Are you just talking about her open birthing vagina is what you're talking about?

No, her hanging and then the baby.

Oh, flopping out of her?

But also hanging.

This is a great detour.

I'm glad we're here.

Well partly the Proctors had been condemned by the testimony of their servant Mary Warren who had flipped from afflicted to accused and back to afflicted, a switch that certainly didn't help the Proctors.

No. Fucking Kevin Durant trying to get out of the Nets.

Wow.
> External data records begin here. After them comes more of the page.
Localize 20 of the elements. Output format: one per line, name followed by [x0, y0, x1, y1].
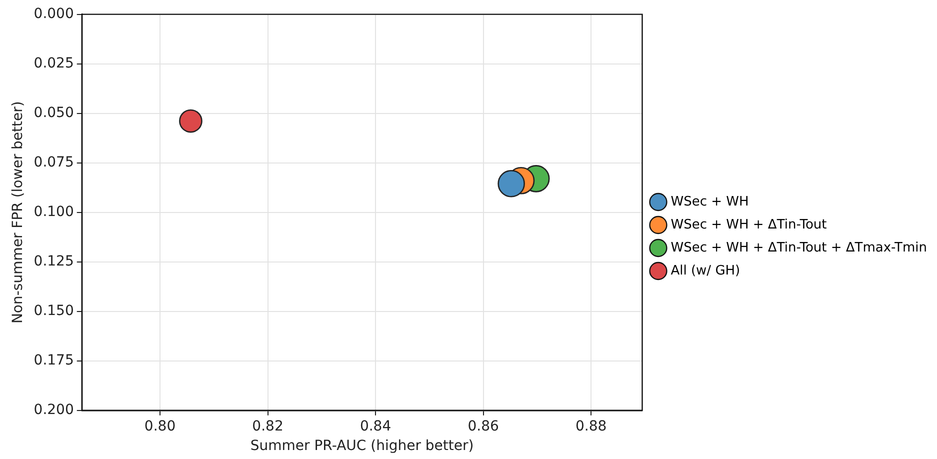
y-axis-title: Non-summer FPR (lower better)	[10, 101, 26, 324]
y-tick-label: 0.025	[34, 55, 74, 72]
y-tick-label: 0.000	[34, 6, 74, 22]
y-tick-label: 0.100	[34, 204, 74, 220]
x-tick-label: 0.82	[252, 418, 284, 434]
legend-label: All (w/ GH)	[670, 263, 740, 278]
y-tick-label: 0.175	[34, 352, 74, 369]
y-tick-label: 0.125	[34, 254, 74, 270]
legend-label: WSec + WH	[670, 194, 749, 210]
y-tick-label: 0.200	[34, 402, 74, 418]
x-tick-label: 0.86	[468, 418, 499, 434]
y-tick-label: 0.050	[34, 104, 74, 121]
y-tick-label: 0.150	[34, 303, 74, 320]
x-tick-label: 0.84	[360, 418, 392, 434]
x-axis-title: Summer PR-AUC (higher better)	[250, 438, 474, 454]
legend-label: WSec + WH + ΔTin-Tout + ΔTmax-Tmin	[670, 240, 928, 256]
x-tick-label: 0.88	[575, 418, 607, 434]
y-tick-label: 0.075	[34, 154, 74, 170]
x-tick-label: 0.80	[144, 418, 176, 434]
legend-label: WSec + WH + ΔTin-Tout	[670, 217, 827, 232]
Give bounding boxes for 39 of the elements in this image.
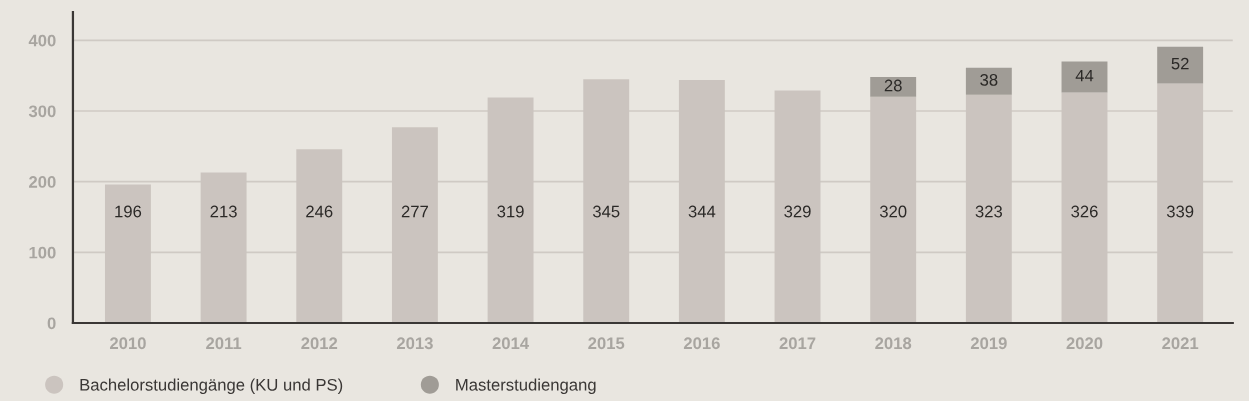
y-tick-label: 100 xyxy=(29,246,56,259)
data-label: 213 xyxy=(210,205,237,218)
x-tick-label: 2011 xyxy=(206,337,242,350)
data-label: 344 xyxy=(688,205,716,218)
data-label: 28 xyxy=(884,79,902,92)
data-label: 320 xyxy=(879,205,907,218)
bar xyxy=(870,77,917,97)
data-label: 38 xyxy=(980,73,998,86)
data-label: 326 xyxy=(1071,205,1098,218)
data-label: 277 xyxy=(401,205,428,218)
y-tick-label: 200 xyxy=(29,176,56,188)
data-label: 329 xyxy=(784,205,811,218)
x-tick-label: 2018 xyxy=(875,337,912,350)
data-label: 339 xyxy=(1166,205,1194,218)
x-tick-label: 2010 xyxy=(109,337,146,350)
bar xyxy=(1061,61,1108,93)
data-label: 52 xyxy=(1171,57,1189,70)
x-tick-label: 2016 xyxy=(683,337,720,350)
y-tick-label: 300 xyxy=(28,105,56,118)
x-tick-label: 2017 xyxy=(779,337,816,350)
x-tick-label: 2019 xyxy=(970,337,1007,350)
data-label: 323 xyxy=(975,205,1003,218)
bar xyxy=(1157,46,1204,84)
data-label: 44 xyxy=(1075,69,1094,82)
legend-label: Masterstudiengang xyxy=(456,378,596,395)
x-tick-label: 2014 xyxy=(492,337,530,350)
data-label: 319 xyxy=(497,205,524,218)
y-tick-label: 400 xyxy=(28,34,56,47)
data-label: 345 xyxy=(592,205,620,218)
bar xyxy=(965,67,1012,95)
x-tick-label: 2020 xyxy=(1066,337,1103,350)
x-tick-label: 2015 xyxy=(588,337,625,350)
y-tick-label: 0 xyxy=(47,317,56,330)
legend-label: Bachelorstudiengänge (KU und PS) xyxy=(80,378,343,395)
x-tick-label: 2021 xyxy=(1162,337,1199,350)
data-label: 196 xyxy=(115,205,142,218)
x-tick-label: 2013 xyxy=(396,337,433,350)
data-label: 246 xyxy=(306,205,333,218)
x-tick-label: 2012 xyxy=(301,337,338,350)
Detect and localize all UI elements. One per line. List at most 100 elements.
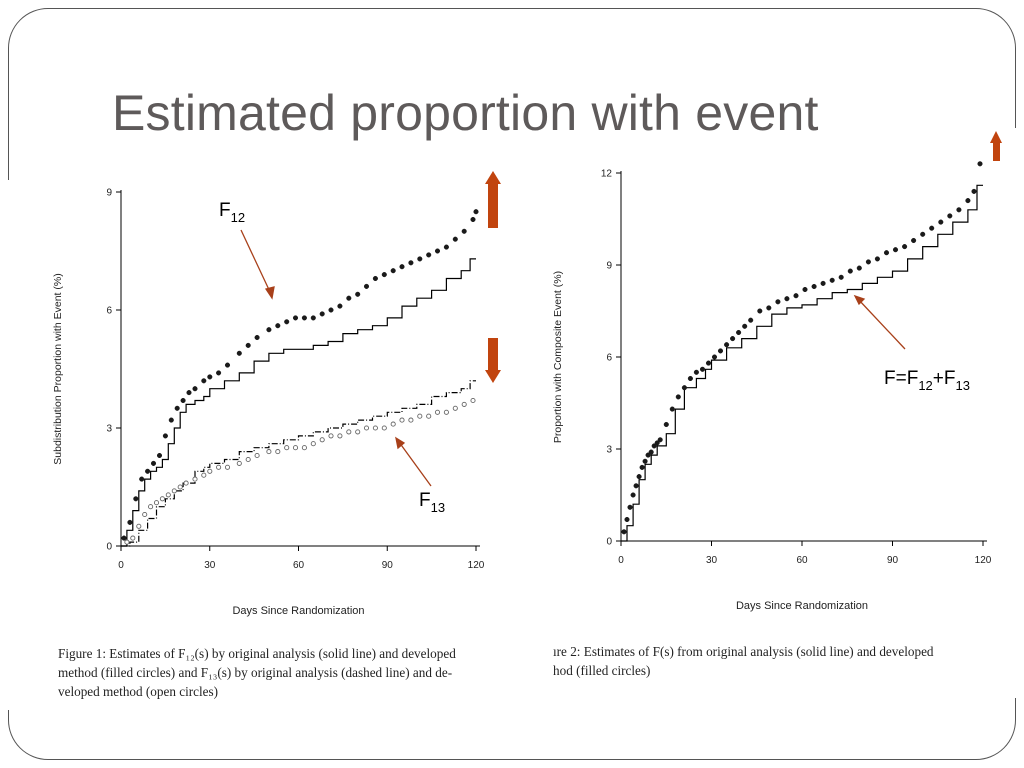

That's an interesting observation coming from you.

He read a headline.

This is how I talk to straight men.

Now John Proctor's conviction would have been a big deal anywhere in the western world owing to his status and gender. But his trial and conviction would pale in comparison to that of the man who faced the judges in Salem next, the reverend George Burroughs.

This is the only guy I'm proud they hung. They got him, man.

He sounds like an asshole.

Just because he was a reverend?

You can't just go around killing people for being assholes!

You're correct. But this is kind of the crux of all of these trials is the fact that when he is convicted, that's when shit blows up.

Because you crossed the line, you finally did the thing. What was it? They're using the line now, someone crossed the Rubicon. That's what it is.

They've been using that line since Napoleon crossed the Rubicon hundreds of years ago. Not even, that wasn't Napoleon, that was fucking Julius Caesar. Julius Caesar crossed the Rubicon! People have been saying that for thousands of years!

Everybody that was crossing through the Rubicon, why does nobody just enjoy it? Smell the flowers, enjoy yourself.

After Julius Caesar returned from his campaign in Gaul, sir!

The Rubicon actually sounds kinda nice.

I don't know. All I know is I think someone crossed the Rubicon. That's for sure.

You crossed the Rubicon on just making shit up.

Hey man, hey. I'm just a funny guy.

What the fuck is a Rubicon?

Yeah, being hanged is much better than doing cold calls.